Alright so after trying every solution out there to solve this exact issues on a wordpress blog, I might have done something either really stupid or genius... With no idea why there's an increase in Mysql connections, I used the php script below in my header to kill all sleeping processes..

So every visitor to my site helps in killing the sleeping processes..

<?php
$result = mysql_query("SHOW processlist");
while ($myrow = mysql_fetch_assoc($result)) {
if ($myrow['Command'] == "Sleep") {
mysql_query("KILL {$myrow['Id']}");}
}
?>
Mahboob I
  • 79
  • 9
  • 9
    This is a bad idea - how do you know that the php script has finished using the mysql connection? it may of done a query, gone into sleep to do some php and then needs another query later on. – CᴴᵁᴮᴮʸNᴵᴺᴶᴬ Sep 09 '15 at 09:23
  • Have you tested it? Coz if it isn't plugins, then wordpress does not need any sleeping processes... Test it and let me know. – Mahboob I Sep 18 '15 at 12:51
  • 2
    Shell version : `mysql -e "show full processlist;" -ss | grep Sleep | awk '{print "KILL "$1";"}' | mysql` – Fedir RYKHTIK Jun 01 '16 at 17:44
  • 1
    Have you found out a way to track the source of the sleep commands? Your code is great BTW, thanks – andreszs Mar 09 '17 at 18:35
  • This is a bad idea. A single connection may execute multiple queries in it's lifetime during the PHP scripts execution. During any point between those queries, the connection may go into sleep state, even if just for a millisecond. A sleep state just means it's waiting on the script to continue giving it something to do. You very well may, or may not, kill properly, existing running connections. – Jarrod Christman Dec 04 '18 at 20:31
  • 3
    If you're going to do this, instead of finding the root cause (a much better route), I'd recommend taking into account how long the connection has been sleeping, that way you're a lot less likely to hit connections that are legitimately running. – Jarrod Christman Dec 04 '18 at 20:32
0

So I was running 300 PHP processes simulatenously and was getting a rate of between 60 - 90 per second (my process involves 3x queries). I upped it to 400 and this fell to about 40-50 per second. I dropped it to 200 and am back to between 60 and 90!
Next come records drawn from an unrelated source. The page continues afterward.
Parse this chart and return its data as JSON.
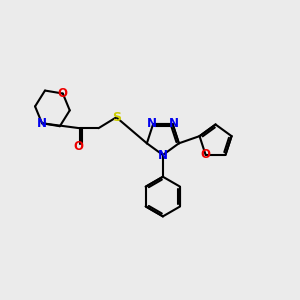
{
  "background_color": "#ebebeb",
  "bond_color": "#000000",
  "atom_colors": {
    "N": "#0000ee",
    "O": "#ee0000",
    "S": "#cccc00",
    "C": "#000000"
  },
  "figsize": [
    3.0,
    3.0
  ],
  "dpi": 100,
  "lw": 1.5,
  "fs": 8.5
}
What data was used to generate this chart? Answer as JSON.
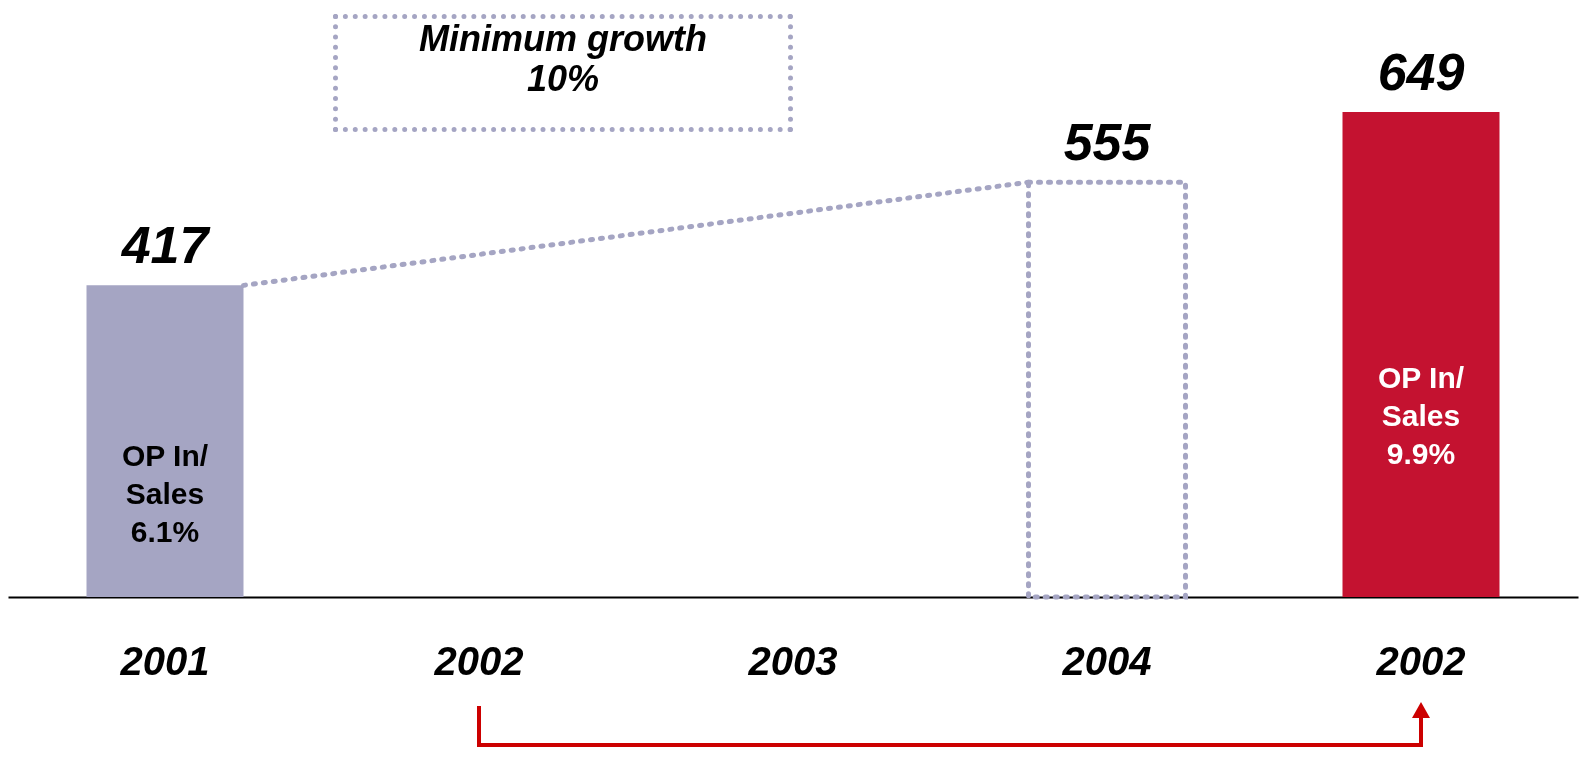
{
  "chart_data": {
    "type": "bar",
    "categories": [
      "2001",
      "2002",
      "2003",
      "2004",
      "2002"
    ],
    "series": [
      {
        "type": "bar",
        "colors": [
          "#a5a5c3",
          null,
          null,
          null,
          "#c41230"
        ],
        "values": [
          417,
          null,
          null,
          null,
          649
        ]
      },
      {
        "type": "bar",
        "line_style": "dotted",
        "color": "#a5a5c3",
        "values": [
          null,
          null,
          null,
          555,
          null
        ]
      }
    ],
    "data_labels": true,
    "annotations": [
      "Minimum growth\n10%",
      "OP In/\nSales\n6.1%",
      "OP In/\nSales\n9.9%"
    ]
  }
}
So my advice to anyone with this problem is experiment with running less than more and see if it improves. There will be less memory and CPU being used so the processes that do run will have greater ability and the speed may improve.

Antony
  • 3,875
  • 30
  • 32
0

Look into persistent MySQL connections: I connected using mysqli('p:$HOSTNAME') and had Laravel database.php settings like:

'options'   => [
    PDO::ATTR_PERSISTENT => true,
],            

For some reason, for some time, I believed it was smart to keep connections persistent as I thought my applications would share them. They didn't. They just opened connections and left them unused until they timed out.

After I removed my mad dream of persistency I went from 120-150+ connections from several hosts to only a handful, most of the time actually just one (being the one that runs SHOW PROCESSLIST).